Non-limiting examples of drugs that can be used include Metformin
HCL, Riboflavin, Ciprofloxacin HCl, Levodopa, Furosemide, Diazepam,
Verapamil and Glibenclamide. Additional non-limiting examples of
therapeutic drugs include:
[0034] Antipsychotics/CNS acting class of drugs including, but not
limited to, carbidopa, chlordiazepoxide HCl, diazepam,
haloperidol;
[0035] Antidiabetic drugs including, but not limited to,
Remogliflozin etabonate, repaglinide, glyburide and other
antidiabetic agents having poor solubility.
[0036] Antimicrobial drugs including, but not limited to,
Ampicillin, Amoxicillin trihydrate;
[0037] Cardiovascular drugs including, but not limited to,
atenelol, metprolol, captopril, -atenolol, sotalol;
[0038] Prokinetic agents including, but not limited to, Cisapride,
metoclopramide, mosapride, and ferrous sulphate;
[0039] H2 Betablockers, including, but not limited to, Ranitidine,
cimetidine, famotidine, nizatidine.
[0040] Pharmaceutically acceptable excipients may be added to the
drug.
[0041] The hollow alginate tubes may be coated in order to delay
the release of the drug and lower the concentration of drug
released. The alginate tubes may be coated with a biodegradable
polymer such as poly(lactic-co-glycolic acid) which is commonly
known as "PLGA." or other coatings known in the art such as
Eudragit.
[0042] The alginate tube drug delivery system exhibits enhanced
buoyancy in the stomach. This results in the alginate tube drug
delivery system floating within the stomach for a longer period of
time than if the drug itself was administered orally.
[0043] Another aspect of the alginate drug delivery system is that
its activity is highly adjustable so that the release of the drug
may be controlled as required to treat a specific patient or
illness. The rate at which the system releases the drug and the
concentration of the drug released can be adjusted by varying; the
number of layers of the alginate tubes, the number of open or
closed ends of the tubes, or the number of tube layers containing
the drug. The hollow tubes may be filled with the drug in for
example powder form, beads, microspheres, liquid etc to vary the
concentration and rate of release of the therapeutic drug.

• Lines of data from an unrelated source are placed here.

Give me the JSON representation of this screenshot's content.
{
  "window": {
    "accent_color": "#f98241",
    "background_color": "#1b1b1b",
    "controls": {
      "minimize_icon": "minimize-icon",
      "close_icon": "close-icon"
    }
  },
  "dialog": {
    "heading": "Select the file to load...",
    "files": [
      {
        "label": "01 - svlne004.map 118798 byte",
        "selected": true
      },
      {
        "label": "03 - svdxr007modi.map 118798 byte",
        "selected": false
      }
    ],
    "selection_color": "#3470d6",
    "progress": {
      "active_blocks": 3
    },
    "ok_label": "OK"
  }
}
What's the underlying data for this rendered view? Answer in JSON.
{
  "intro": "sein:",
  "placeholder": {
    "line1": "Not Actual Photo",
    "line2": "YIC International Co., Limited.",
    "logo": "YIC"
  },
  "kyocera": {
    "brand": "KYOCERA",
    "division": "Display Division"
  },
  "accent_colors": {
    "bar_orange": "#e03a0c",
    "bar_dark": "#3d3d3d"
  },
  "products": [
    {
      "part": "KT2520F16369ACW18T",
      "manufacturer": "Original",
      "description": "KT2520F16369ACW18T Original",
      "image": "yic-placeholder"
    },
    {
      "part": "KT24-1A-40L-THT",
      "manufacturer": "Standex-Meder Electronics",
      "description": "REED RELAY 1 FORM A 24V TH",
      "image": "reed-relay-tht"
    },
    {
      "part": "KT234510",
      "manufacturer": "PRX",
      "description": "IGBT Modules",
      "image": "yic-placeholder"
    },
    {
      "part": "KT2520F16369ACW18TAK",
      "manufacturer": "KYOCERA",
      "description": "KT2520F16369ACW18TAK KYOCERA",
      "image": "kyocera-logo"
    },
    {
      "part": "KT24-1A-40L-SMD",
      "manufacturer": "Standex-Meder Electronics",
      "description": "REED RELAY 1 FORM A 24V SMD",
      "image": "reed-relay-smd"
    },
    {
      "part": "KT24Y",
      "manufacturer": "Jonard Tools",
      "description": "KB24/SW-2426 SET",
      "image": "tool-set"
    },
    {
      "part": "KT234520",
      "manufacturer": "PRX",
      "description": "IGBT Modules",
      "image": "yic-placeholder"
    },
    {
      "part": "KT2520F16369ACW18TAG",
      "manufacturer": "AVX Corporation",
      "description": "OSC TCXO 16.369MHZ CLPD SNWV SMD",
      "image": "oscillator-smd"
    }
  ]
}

[0044] The alginate tube drug delivery system is adapted so that
the rate of release of the therapeutic drug and the concentration
level of the therapeutic drug can be adjusted to administer a drug
in the stomach as required for specific treatments. The
therapeutically optimal controlled drug release cycle will vary
with the age and physical condition of the end user, the severity
of the condition being treated, the duration of the treatment, the
nature of concurrent therapy, the specific therapeutic drug
employed, and like factors. The alginate tube drug delivery system
is adapted to provide a wide range of controlled drug release
cycles.
[0045] The drug delivery system is administered to the subject in
need of the treatment or for prophylactic purposes. The drug
delivery system can be administered orally. In certain embodiments
it can be implanted into the gastrointestinal system or be
incorporated into a suppository.
[0046] The alginate drug delivery system exhibits enhanced buoyancy
in the stomach and the tubes can float within the stomach for long
periods of time. As shown in FIG. 1, the buoyancy and floatability
of a hollow alginate tube increases as the length of the alginate
tube increases. At 30 mm, the buoyancy is about 8 times the
buoyancy of a 2 mm alginate tube. As can be seen in the graph in
FIG. 1, while the alginate tubes exhibit a high buoyancy force for
a drug delivery system, the buoyancy force is less than that of a
glass tube. The enhanced buoyancy increases the duration of the
alginate tubes in the patient's stomach thereby providing an
increased amount of drug absorption by the patient.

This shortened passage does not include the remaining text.